RESULTS: ChatGPT-4 outperformed both ChatGPT-3.5 and Bard in terms of response consistency (66/72, 92%; 54/72, 75%; and 63/69, 91%, respectively; P=.007), response veracity (58/66, 88%; 40/54, 74%; and 16/63, 25%, respectively; P<.001), and specificity to the topic (60/66, 91%; 43/54, 80%; and 27/63, 43%, respectively; P<.001). Both ChatGPT-4 and ChatGPT-3.5 outperformed Bard in terms of language comprehensibility (64/66, 97%; 53/54, 98%; and 52/63, 83%, respectively; P=.002). All displayed episodes of hallucinations. ChatGPT-3.5 and ChatGPT-4 were then rechallenged with a prompt to adapt their language to the audience and to provide source of information, and responses were rated. ChatGPT-3.5 showed better ability to adapt its language to nonmedical audience than ChatGPT-4 (17/21, 81% and 10/22, 46%, respectively; P=.03); however, both failed to consistently provide correct and up-to-date information resources, reporting either out-of-date materials, incorrect URLs, or unfocused references, making their output not verifiable by the reader.

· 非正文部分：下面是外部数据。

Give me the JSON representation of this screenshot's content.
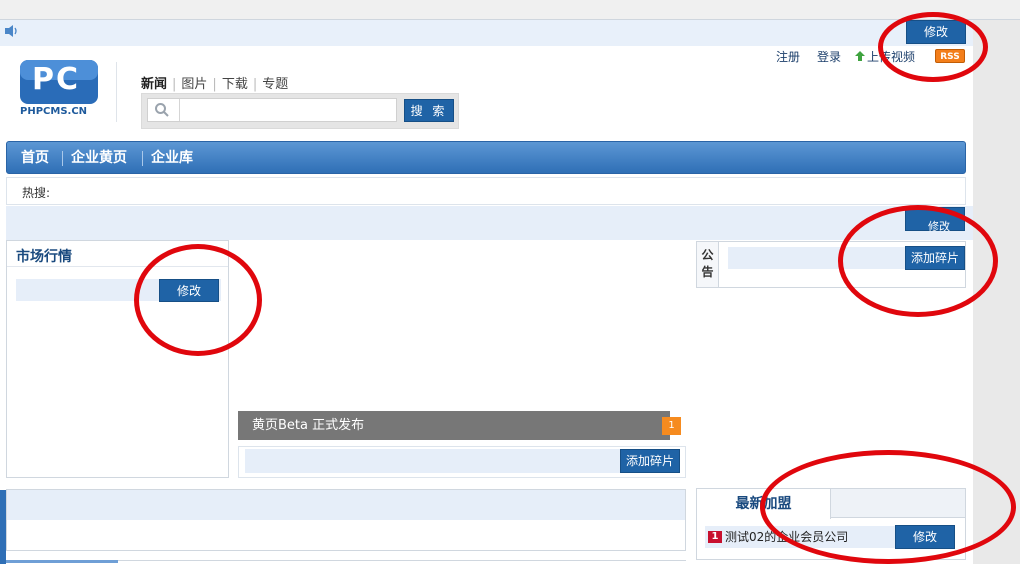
{
  "header": {
    "edit_label": "修改",
    "links": [
      "注册",
      "登录",
      "上传视频"
    ],
    "rss_label": "RSS"
  },
  "logo": {
    "mark": "PC",
    "domain": "PHPCMS.CN"
  },
  "subtabs": [
    "新闻",
    "图片",
    "下载",
    "专题"
  ],
  "search": {
    "placeholder": "",
    "button_label": "搜 索"
  },
  "main_nav": [
    "首页",
    "企业黄页",
    "企业库"
  ],
  "hot_search": {
    "label": "热搜:"
  },
  "wide_edit_label": "修改",
  "left_panel": {
    "title": "市场行情",
    "edit_label": "修改"
  },
  "center": {
    "headline": "黄页Beta 正式发布",
    "badge": "1",
    "add_fragment_label": "添加碎片"
  },
  "announcement": {
    "label": "公告",
    "add_fragment_label": "添加碎片"
  },
  "newest": {
    "tab_label": "最新加盟",
    "items": [
      {
        "rank": "1",
        "name": "测试02的企业会员公司"
      }
    ],
    "edit_label": "修改"
  },
  "colors": {
    "accent_blue": "#1f63a6",
    "nav_blue": "#2f6fb6",
    "slot_blue": "#e6eef9",
    "annotation_red": "#e0070d",
    "badge_orange": "#f68b1f"
  },
  "icons": [
    "speaker-icon",
    "search-icon",
    "upload-icon"
  ]
}
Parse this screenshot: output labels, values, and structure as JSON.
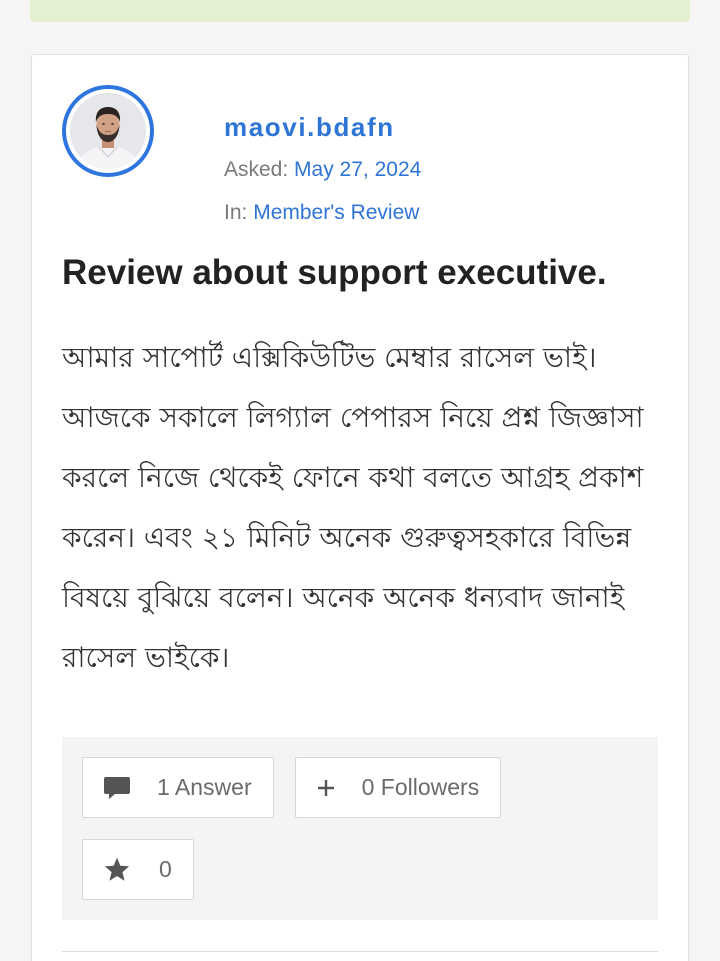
{
  "colors": {
    "page_background": "#f5f5f5",
    "notice_bar": "#e3f1d2",
    "accent": "#2f75d6",
    "avatar_ring": "#2f75e0",
    "muted_text": "#7a7a7a",
    "stats_background": "#f4f4f4",
    "icon": "#555555"
  },
  "question": {
    "author": {
      "username": "maovi.bdafn"
    },
    "asked_label": "Asked:",
    "asked_date": "May 27, 2024",
    "category_label": "In:",
    "category": "Member's Review",
    "title": "Review about support executive.",
    "body": "আমার সাপোর্ট এক্সিকিউটিভ মেম্বার রাসেল ভাই। আজকে সকালে লিগ্যাল পেপারস নিয়ে প্রশ্ন জিজ্ঞাসা করলে নিজে থেকেই ফোনে কথা বলতে আগ্রহ প্রকাশ করেন। এবং ২১ মিনিট অনেক গুরুত্বসহকারে বিভিন্ন বিষয়ে বুঝিয়ে বলেন। অনেক অনেক ধন্যবাদ জানাই রাসেল ভাইকে।"
  },
  "stats": {
    "answers": {
      "icon": "comment-icon",
      "label": "1 Answer"
    },
    "followers": {
      "icon": "plus-icon",
      "label": "0 Followers"
    },
    "favorites": {
      "icon": "star-icon",
      "label": "0"
    }
  }
}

CONCLUSIONS: In conclusion, despite LLMs\' potential capability in confronting challenging medical topics such as HSCT, the presence of mistakes and lack of clear references make them not yet appropriate for routine, unsupervised clinical use, or patient counseling. Implementation of LLMs\' ability to access and to reference current and updated websites and research papers, as well as development of LLMs trained in specialized domain knowledge data sets, may offer potential solutions for their future clinical application.